God Bless Nagaland
- National anthem of Nagalim De facto state song of Nagaland, India
- Lyrics: Razhukhrielie Kevichüsa, 2005; 21 years ago
- Music: Razhukhrielie Kevichüsa, 2005; 21 years ago
- Adopted: 2024 (national anthem)

= God Bless Nagaland =

"God Bless Nagaland" is a Naga patriotic song written and composed by Razhukhrielie Kevichüsa. The song draws inspiration from Deuteronomy 11:11-12. It serves as the de facto state song of the Indian state of Nagaland. In 2024, the Forum for Naga Reconciliation adopted it as the Naga national anthem.

== History ==
The song was written and composed by Razhukhrielie Kevichüsa in 2005. It was inspired by Deuteronomy 11:11–12. The song was approved by the 56th Tatar Hoho Session (NNC), on 26 January 2006 at Oking Kohima.

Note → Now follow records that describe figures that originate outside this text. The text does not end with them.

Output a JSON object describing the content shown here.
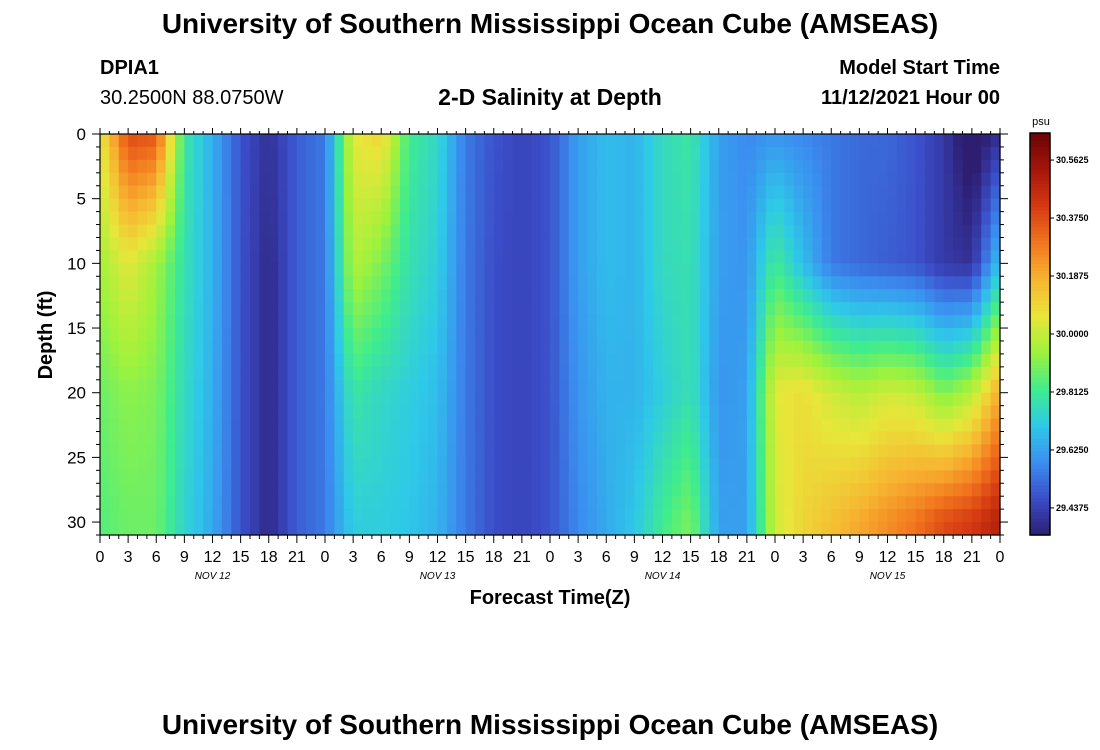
{
  "header": {
    "title": "University of Southern Mississippi Ocean Cube (AMSEAS)",
    "station_id": "DPIA1",
    "station_coords": "30.2500N  88.0750W",
    "plot_title": "2-D Salinity at Depth",
    "model_start_label": "Model Start Time",
    "model_start_value": "11/12/2021 Hour 00"
  },
  "footer": {
    "repeated_title": "University of Southern Mississippi Ocean Cube (AMSEAS)"
  },
  "colors": {
    "scale": [
      "#2d1e72",
      "#3b4cc8",
      "#3b8ef0",
      "#2ec9e8",
      "#3fec8e",
      "#9ef23c",
      "#e8e63a",
      "#f7b531",
      "#f2761e",
      "#d63a12",
      "#a5160a",
      "#6b0505"
    ]
  },
  "chart_data": {
    "type": "heatmap",
    "title": "2-D Salinity at Depth",
    "xlabel": "Forecast Time(Z)",
    "ylabel": "Depth (ft)",
    "x_tick_labels": [
      "0",
      "3",
      "6",
      "9",
      "12",
      "15",
      "18",
      "21",
      "0",
      "3",
      "6",
      "9",
      "12",
      "15",
      "18",
      "21",
      "0",
      "3",
      "6",
      "9",
      "12",
      "15",
      "18",
      "21",
      "0",
      "3",
      "6",
      "9",
      "12",
      "15",
      "18",
      "21",
      "0"
    ],
    "x_range_hours": [
      0,
      96
    ],
    "y_ticks": [
      0,
      5,
      10,
      15,
      20,
      25,
      30
    ],
    "ylim": [
      0,
      31
    ],
    "day_labels": [
      {
        "label": "NOV 12",
        "hour": 12
      },
      {
        "label": "NOV 13",
        "hour": 36
      },
      {
        "label": "NOV 14",
        "hour": 60
      },
      {
        "label": "NOV 15",
        "hour": 84
      }
    ],
    "colorbar": {
      "unit": "psu",
      "range": [
        29.35,
        30.65
      ],
      "tick_values": [
        29.4375,
        29.625,
        29.8125,
        30.0,
        30.1875,
        30.375,
        30.5625
      ],
      "tick_labels": [
        "29.4375",
        "29.6250",
        "29.8125",
        "30.0000",
        "30.1875",
        "30.3750",
        "30.5625"
      ]
    },
    "sample_depths_ft": [
      0,
      10,
      20,
      30
    ],
    "salinity_samples": {
      "hours": [
        0,
        3,
        6,
        9,
        12,
        15,
        18,
        21,
        24,
        27,
        30,
        33,
        36,
        39,
        42,
        45,
        48,
        51,
        54,
        57,
        60,
        63,
        66,
        69,
        72,
        75,
        78,
        81,
        84,
        87,
        90,
        93,
        96
      ],
      "depth_0": [
        30.05,
        30.38,
        30.36,
        29.8,
        29.65,
        29.48,
        29.4,
        29.5,
        29.55,
        30.05,
        30.1,
        29.82,
        29.75,
        29.55,
        29.48,
        29.45,
        29.48,
        29.62,
        29.68,
        29.66,
        29.76,
        29.8,
        29.62,
        29.58,
        29.6,
        29.58,
        29.55,
        29.52,
        29.52,
        29.48,
        29.42,
        29.3,
        29.4
      ],
      "depth_10": [
        29.95,
        30.05,
        29.95,
        29.78,
        29.66,
        29.48,
        29.38,
        29.5,
        29.55,
        29.98,
        29.9,
        29.78,
        29.72,
        29.55,
        29.47,
        29.45,
        29.48,
        29.62,
        29.68,
        29.66,
        29.76,
        29.78,
        29.62,
        29.6,
        29.82,
        29.68,
        29.55,
        29.52,
        29.5,
        29.48,
        29.42,
        29.4,
        29.7
      ],
      "depth_20": [
        29.88,
        29.92,
        29.9,
        29.76,
        29.65,
        29.48,
        29.38,
        29.5,
        29.55,
        29.8,
        29.75,
        29.72,
        29.68,
        29.55,
        29.47,
        29.45,
        29.48,
        29.6,
        29.66,
        29.66,
        29.72,
        29.78,
        29.6,
        29.62,
        30.05,
        30.08,
        30.02,
        29.98,
        30.02,
        30.0,
        29.9,
        29.98,
        30.2
      ],
      "depth_30": [
        29.85,
        29.88,
        29.88,
        29.74,
        29.64,
        29.48,
        29.38,
        29.5,
        29.55,
        29.72,
        29.72,
        29.7,
        29.66,
        29.55,
        29.47,
        29.45,
        29.48,
        29.58,
        29.64,
        29.7,
        29.82,
        29.9,
        29.62,
        29.62,
        30.02,
        30.1,
        30.15,
        30.2,
        30.25,
        30.3,
        30.38,
        30.42,
        30.5
      ]
    }
  }
}
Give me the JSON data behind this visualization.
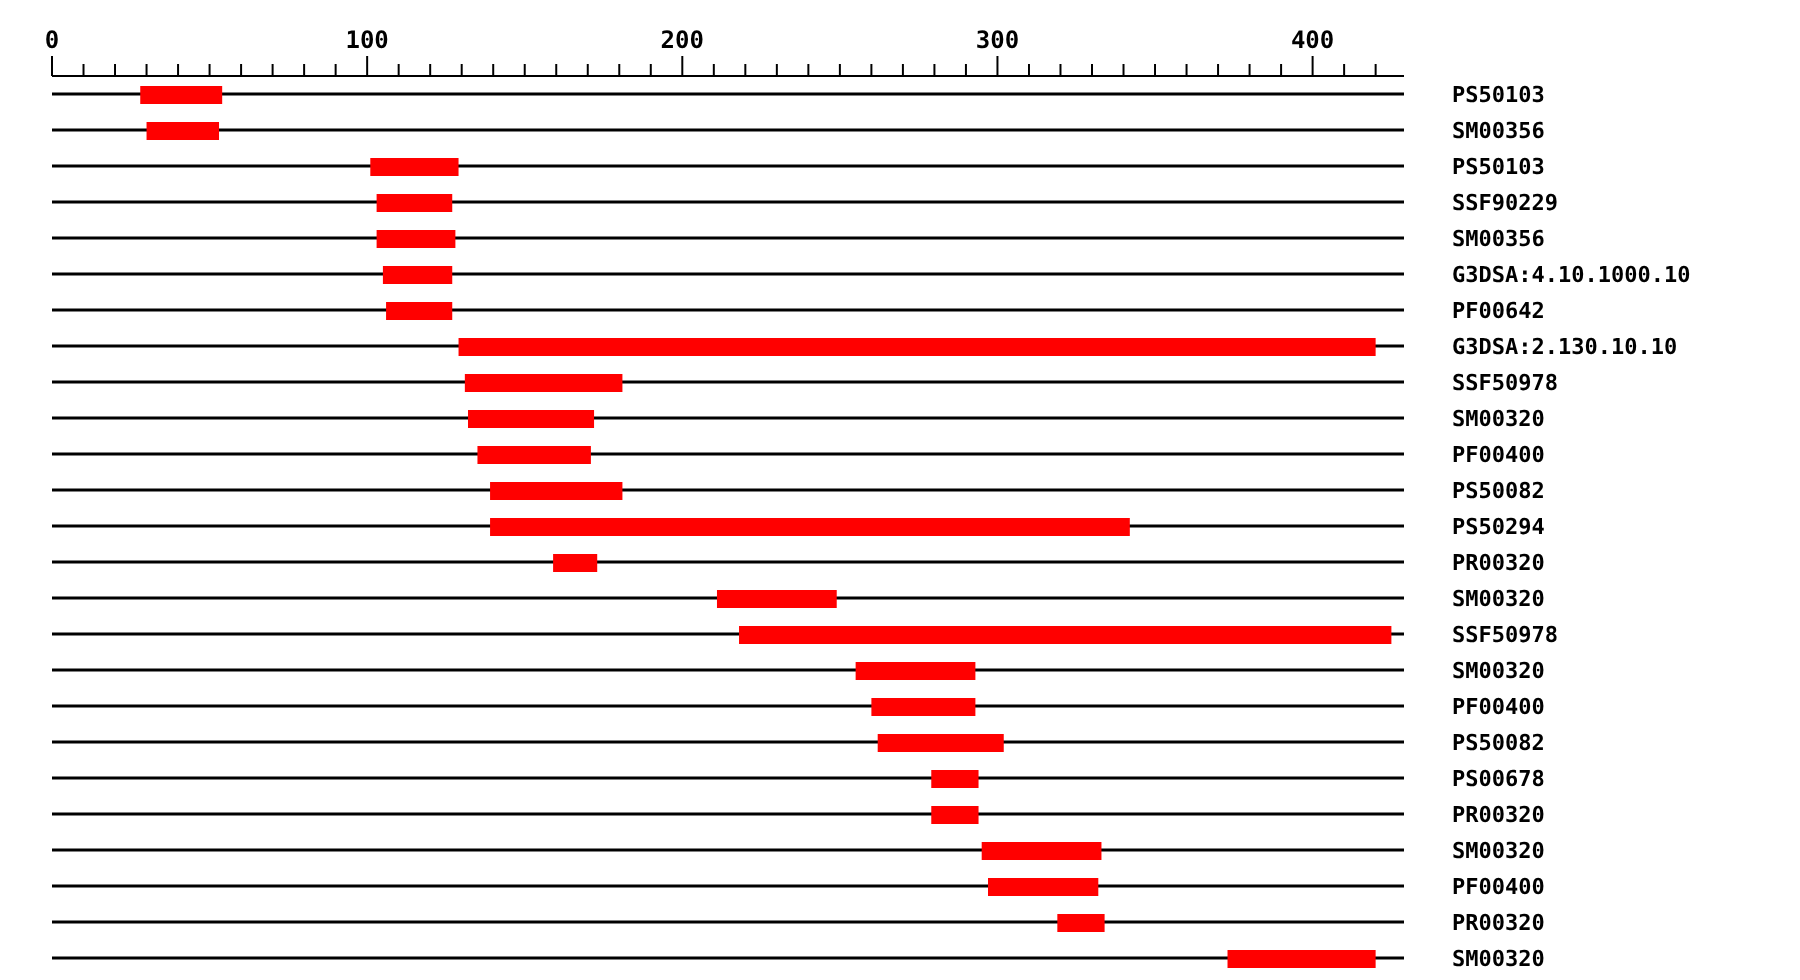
{
  "chart_data": {
    "type": "bar",
    "orientation": "horizontal",
    "grid": "y",
    "categories": [
      "PS50103",
      "SM00356",
      "PS50103",
      "SSF90229",
      "SM00356",
      "G3DSA:4.10.1000.10",
      "PF00642",
      "G3DSA:2.130.10.10",
      "SSF50978",
      "SM00320",
      "PF00400",
      "PS50082",
      "PS50294",
      "PR00320",
      "SM00320",
      "SSF50978",
      "SM00320",
      "PF00400",
      "PS50082",
      "PS00678",
      "PR00320",
      "SM00320",
      "PF00400",
      "PR00320",
      "SM00320"
    ],
    "base": [
      28,
      30,
      101,
      103,
      103,
      105,
      106,
      129,
      131,
      132,
      135,
      139,
      139,
      159,
      211,
      218,
      255,
      260,
      262,
      279,
      279,
      295,
      297,
      319,
      373
    ],
    "values": [
      26,
      23,
      28,
      24,
      25,
      22,
      21,
      291,
      50,
      40,
      36,
      42,
      203,
      14,
      38,
      207,
      38,
      33,
      40,
      15,
      15,
      38,
      35,
      15,
      47
    ],
    "color": "#ff0000",
    "xlim": [
      0,
      429
    ],
    "xticks": [
      0,
      {
        "value": 10,
        "label": null
      },
      {
        "value": 20,
        "label": null
      },
      {
        "value": 30,
        "label": null
      },
      {
        "value": 40,
        "label": null
      },
      {
        "value": 50,
        "label": null
      },
      {
        "value": 60,
        "label": null
      },
      {
        "value": 70,
        "label": null
      },
      {
        "value": 80,
        "label": null
      },
      {
        "value": 90,
        "label": null
      },
      100,
      {
        "value": 110,
        "label": null
      },
      {
        "value": 120,
        "label": null
      },
      {
        "value": 130,
        "label": null
      },
      {
        "value": 140,
        "label": null
      },
      {
        "value": 150,
        "label": null
      },
      {
        "value": 160,
        "label": null
      },
      {
        "value": 170,
        "label": null
      },
      {
        "value": 180,
        "label": null
      },
      {
        "value": 190,
        "label": null
      },
      200,
      {
        "value": 210,
        "label": null
      },
      {
        "value": 220,
        "label": null
      },
      {
        "value": 230,
        "label": null
      },
      {
        "value": 240,
        "label": null
      },
      {
        "value": 250,
        "label": null
      },
      {
        "value": 260,
        "label": null
      },
      {
        "value": 270,
        "label": null
      },
      {
        "value": 280,
        "label": null
      },
      {
        "value": 290,
        "label": null
      },
      300,
      {
        "value": 310,
        "label": null
      },
      {
        "value": 320,
        "label": null
      },
      {
        "value": 330,
        "label": null
      },
      {
        "value": 340,
        "label": null
      },
      {
        "value": 350,
        "label": null
      },
      {
        "value": 360,
        "label": null
      },
      {
        "value": 370,
        "label": null
      },
      {
        "value": 380,
        "label": null
      },
      {
        "value": 390,
        "label": null
      },
      400,
      {
        "value": 410,
        "label": null
      },
      {
        "value": 420,
        "label": null
      }
    ]
  }
}
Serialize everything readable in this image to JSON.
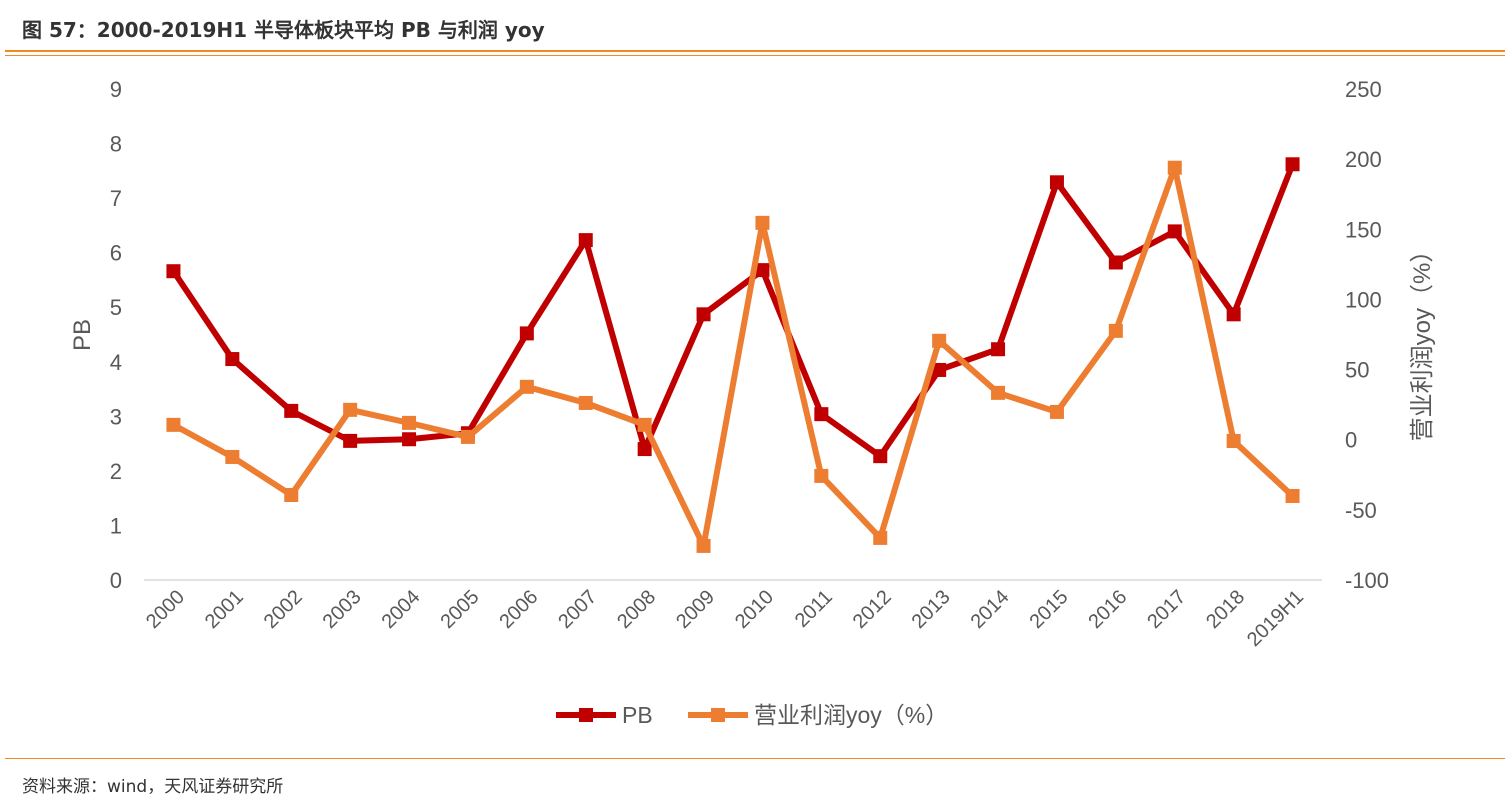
{
  "title": "图 57：2000-2019H1 半导体板块平均 PB 与利润 yoy",
  "source": "资料来源：wind，天风证券研究所",
  "chart_data": {
    "type": "line",
    "categories": [
      "2000",
      "2001",
      "2002",
      "2003",
      "2004",
      "2005",
      "2006",
      "2007",
      "2008",
      "2009",
      "2010",
      "2011",
      "2012",
      "2013",
      "2014",
      "2015",
      "2016",
      "2017",
      "2018",
      "2019H1"
    ],
    "series": [
      {
        "name": "PB",
        "axis": "left",
        "color": "#c00000",
        "values": [
          5.66,
          4.05,
          3.1,
          2.55,
          2.58,
          2.69,
          4.52,
          6.23,
          2.4,
          4.87,
          5.68,
          3.04,
          2.27,
          3.85,
          4.23,
          7.29,
          5.82,
          6.39,
          4.87,
          7.62
        ]
      },
      {
        "name": "营业利润yoy（%）",
        "axis": "right",
        "color": "#ed7d31",
        "values": [
          10.6,
          -12.3,
          -39.4,
          21.3,
          12.0,
          2.0,
          37.7,
          26.2,
          10.6,
          -75.7,
          154.6,
          -25.8,
          -70.0,
          70.5,
          33.4,
          19.8,
          77.6,
          193.9,
          -0.9,
          -40.1
        ]
      }
    ],
    "ylabel": "PB",
    "ylabel_right": "营业利润yoy（%）",
    "ylim": [
      0,
      9
    ],
    "ylim_right": [
      -100,
      250
    ],
    "yticks": [
      0,
      1,
      2,
      3,
      4,
      5,
      6,
      7,
      8,
      9
    ],
    "yticks_right": [
      -100,
      -50,
      0,
      50,
      100,
      150,
      200,
      250
    ],
    "grid": false,
    "legend": "bottom"
  }
}
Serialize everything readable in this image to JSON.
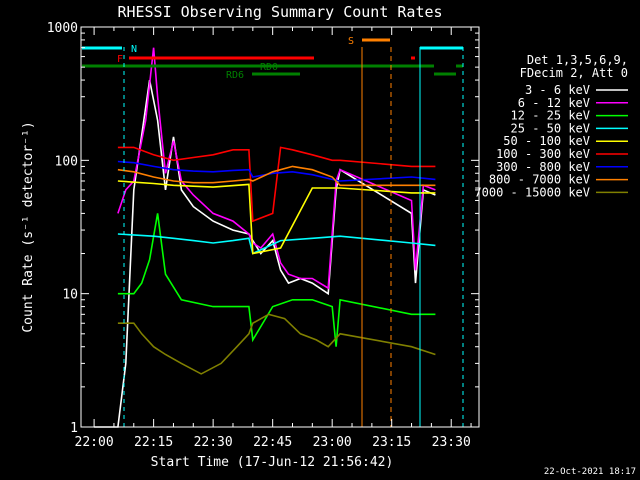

In 2024, the Forum for Naga Reconciliation (FNR) announced the adoption of "God Bless Nagaland" as the Naga national anthem. The decision followed meetings between the FNR and Naga political groups on 6 March and 13 April 2024. The FNR stated that the anthem was to be sung at important occasions by Naga political groups, educational institutions, civil bodies and other organisations.

== Lyrics ==

God Bless Nagaland, land that I love.
A land of hills and valleys, that drinks rain from heaven,
God will take care of you, until the end.
His eyes will always be on you,
My fair Nagaland.

== Notable performances ==
On 1 December 2019, a choir of 1060 school students performed "God Bless Nagaland" during the 57th Nagaland Statehood Day celebrations at Khuochiezie (Kohima Local Ground).